Mark Skwarek is an artist working to bridge the gap between virtual and physical worlds with augmented reality. His art explores the aesthetics of translation of our everyday digital experience into material and immaterial audience experiences through physical and mediated artworks. Skwarek is a full time faculty at NYU Polytech where he is the director of NYU’s Mobile AR Lab and is the CEO of the start up Semblance Augmented Reality. He organized the augmented reality artist group manifest.AR, the arOCCUPYWALLSTREET movement, and co-organized We AR in MoMA. Skwarek’s practice is also largely based in art activism with emerging technologies. He has a long record of international augmented reality work, ranging from “erasing” the DMZ battlements between North and South Korea (a piece he did on site), to the virtual elimination of the barricades between Palestine and Israel, at the Gaza Strip. He has created political works and symbols in a variety of locations across the United States, including pieces at Wall St., U.S. Mexico Border and the White House to name a few. Skwarek earned his M.F.A. from Rhode Island School of Design’s Digital Media Department. His artworks have been written about and reviewed by the New York Times, Art in America, Boing Boing, WIRED, the Boston Globe, The Huffington Post, NPR, BBC, Leonardo, and Creative Capital. Skwarek has exhibited in numerous international venues, including: the Institute of Contemporary Art, Boston; ISEA; Dumbo Arts Festival, UCLA Digital Grad Gallery; the CyberArts Festival; the Sunshine International Art Museum, Beijing; and the Krannert Art Museum at the University of Illinois, FACT in Liverpool England, Siggraph 2013, The 2013 Augmented World Expo, and The Corcoran Gallery of Art.

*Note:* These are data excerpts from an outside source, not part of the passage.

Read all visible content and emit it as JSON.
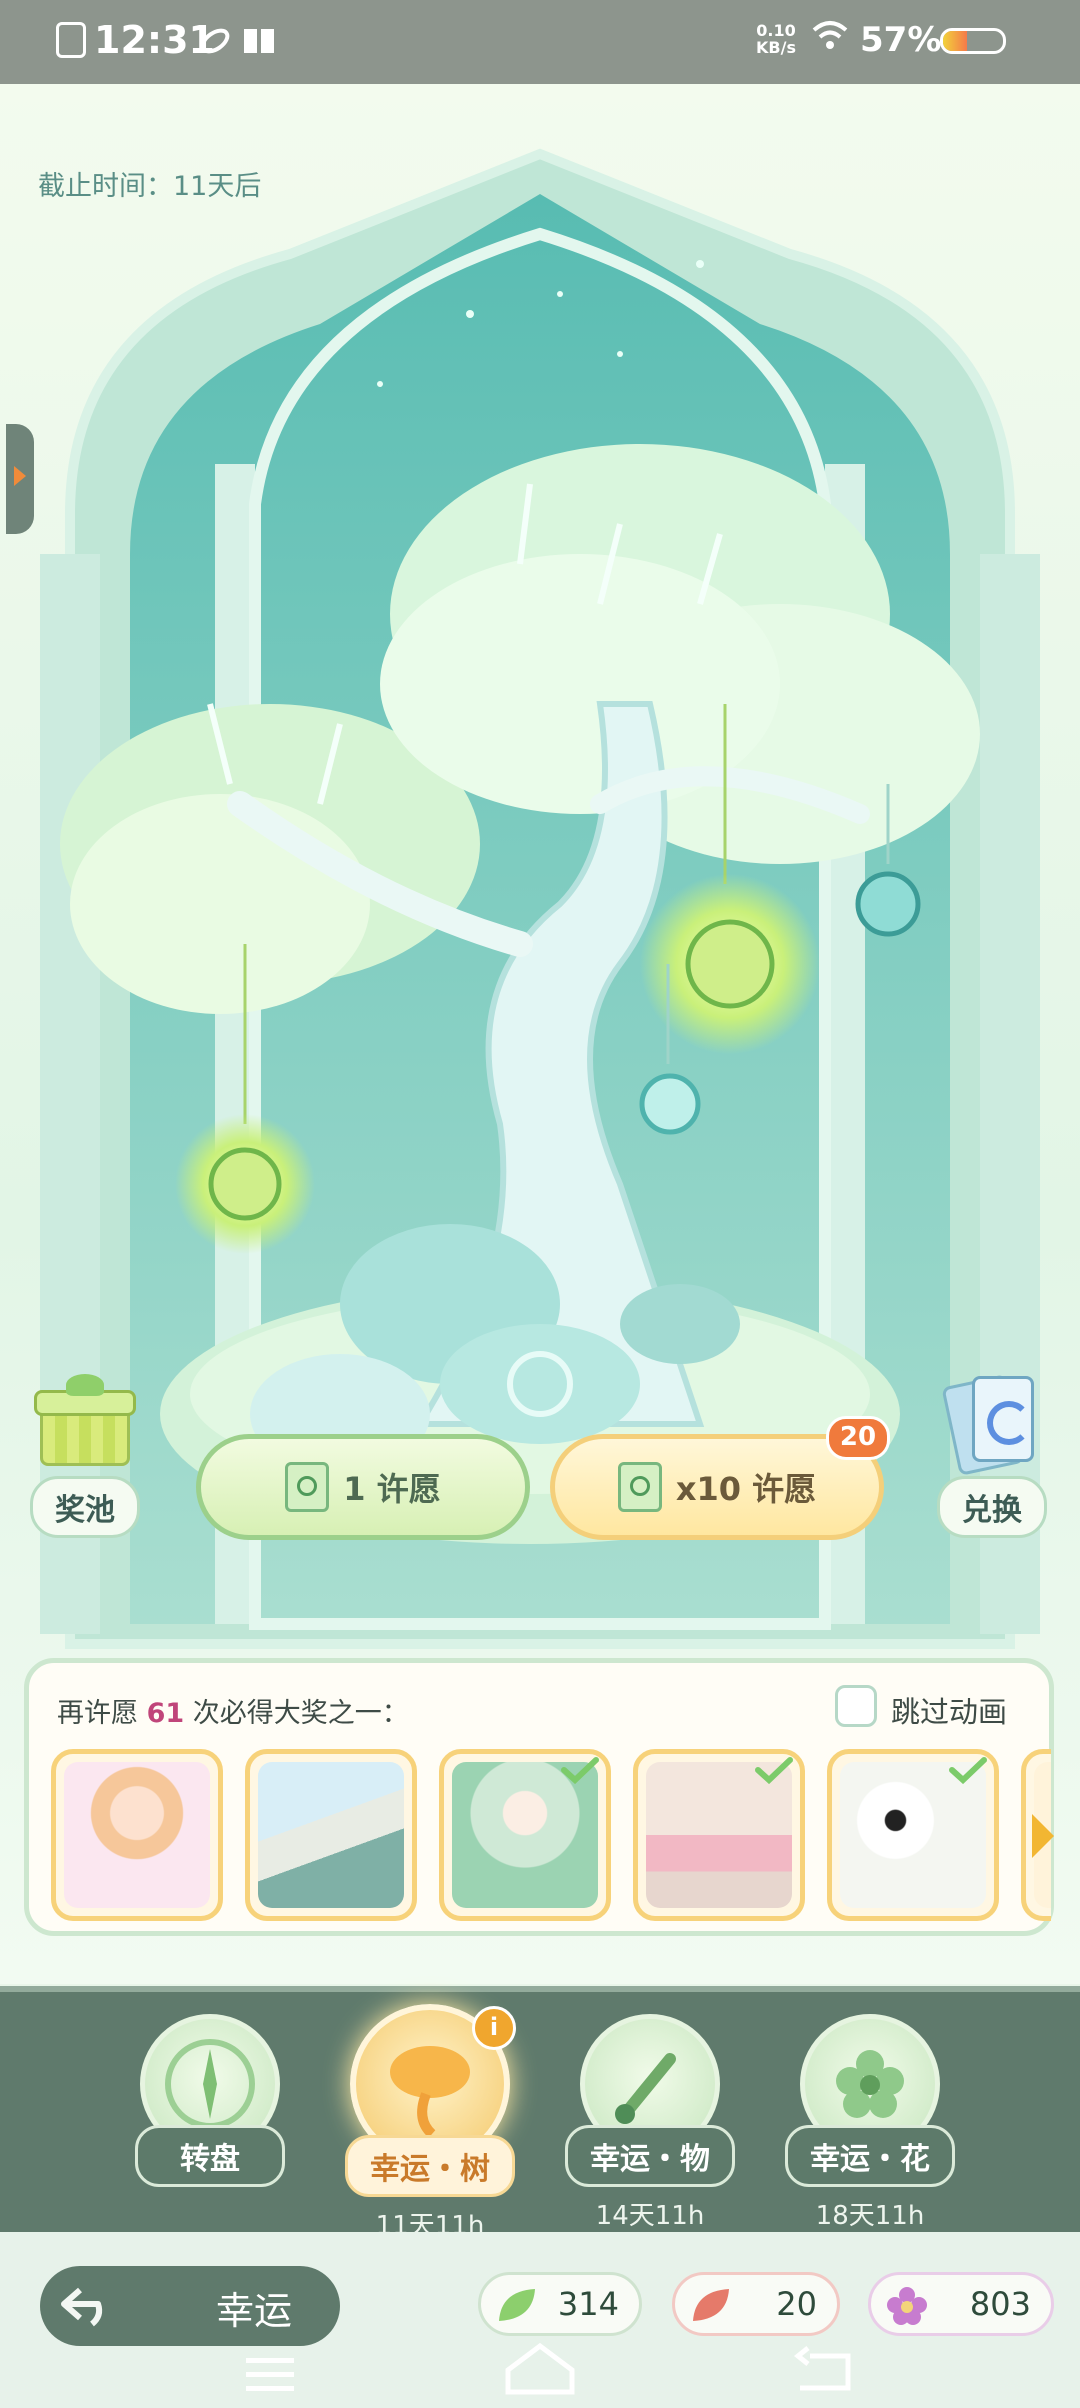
{
  "status_bar": {
    "time": "12:31",
    "net_speed_value": "0.10",
    "net_speed_unit": "KB/s",
    "battery": "57%"
  },
  "event": {
    "deadline": "截止时间：11天后"
  },
  "side_buttons": {
    "pool_label": "奖池",
    "exchange_label": "兑换"
  },
  "wish_buttons": {
    "single_label": "1 许愿",
    "ten_label": "x10 许愿",
    "ten_badge": "20"
  },
  "reward_panel": {
    "title_prefix": "再许愿",
    "title_count": "61",
    "title_suffix": "次必得大奖之一：",
    "skip_animation_label": "跳过动画",
    "prizes": [
      {
        "name": "prize-outfit-girl",
        "owned": false
      },
      {
        "name": "prize-furniture-platform",
        "owned": false
      },
      {
        "name": "prize-fairy-outfit",
        "owned": true
      },
      {
        "name": "prize-room-scene",
        "owned": true
      },
      {
        "name": "prize-panda-cushion",
        "owned": true
      }
    ]
  },
  "bottom_nav": {
    "items": [
      {
        "label": "转盘",
        "sub": ""
      },
      {
        "label": "幸运・树",
        "sub": "11天11h"
      },
      {
        "label": "幸运・物",
        "sub": "14天11h"
      },
      {
        "label": "幸运・花",
        "sub": "18天11h"
      }
    ],
    "info_badge": "i"
  },
  "footer": {
    "back_label": "幸运",
    "resources": [
      {
        "icon": "green-leaf-icon",
        "value": "314"
      },
      {
        "icon": "red-leaf-icon",
        "value": "20"
      },
      {
        "icon": "purple-flower-icon",
        "value": "803"
      }
    ]
  },
  "colors": {
    "accent_green": "#5f7a6c",
    "highlight_pink": "#c0457a",
    "badge_orange": "#f07a3c"
  }
}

Tamiko Thiel (USA/DE) is a visual artist exploring the interplay of place, space, the body, cultural memory and identity. Her work is shown internationally in venues such as the Corcoran Gallery/Wa.DC, ICP/NY, ICA Boston, Harvard University, ZKM/Karlsruhe, Tokyo Metropolitan Museum of Photography, Art Gwanju, Ars Electronica, ISEA, Istanbul Biennale and SIGGRAPH. Her artworks have been supported by grants from the MacDowell Colony, MIT, WIRED Magazine, the Japan Foundation and the IBM Innovation Award. She is Visiting Artist at Duke University, and augmented reality artistic advisor for the CCCADI project “Mi Querido Barrio” in Spanish Harlem/NY, for which she helped win a Rockefeller Foundation grant. A founding member of cyberartist group Manifest.AR, she participated in the path breaking augmented reality intervention “We AR in MoMA” at MoMA NY in 2010, and was main curator and organizer of the AR intervention at the Venice Biennial in 2011.

Reviews of her work have appeared in publications such as Flash Art, Kunstforum, the New York Times, WIRED Magazine, El Pais and the Washington Post. Her work is discussed in reference books such as Whitney Museum media art curator Christiane Paul’s Digital Art (Thames and Hudson World of Art series), DAM gallerist Wolf Lieser’s The World of Digital Art and Cornell professor Matthew Smith’s The Total Work of Art: From Bayreuth to Cyberspace. Professor Smith also published a monograph on Thiel’s work, “Liquid Walls: The Digital Art of Tamiko Thiel,” in the Performing Arts Journal (PAJ).

She has been guest professor and lectured at institutions such as Carnegie Mellon University, the MIT Media Lab, Harvard University, the Bauhaus-University in Weimar/Germany, the University of Southern California School of Cinema-Television and the Berlin University of the Arts.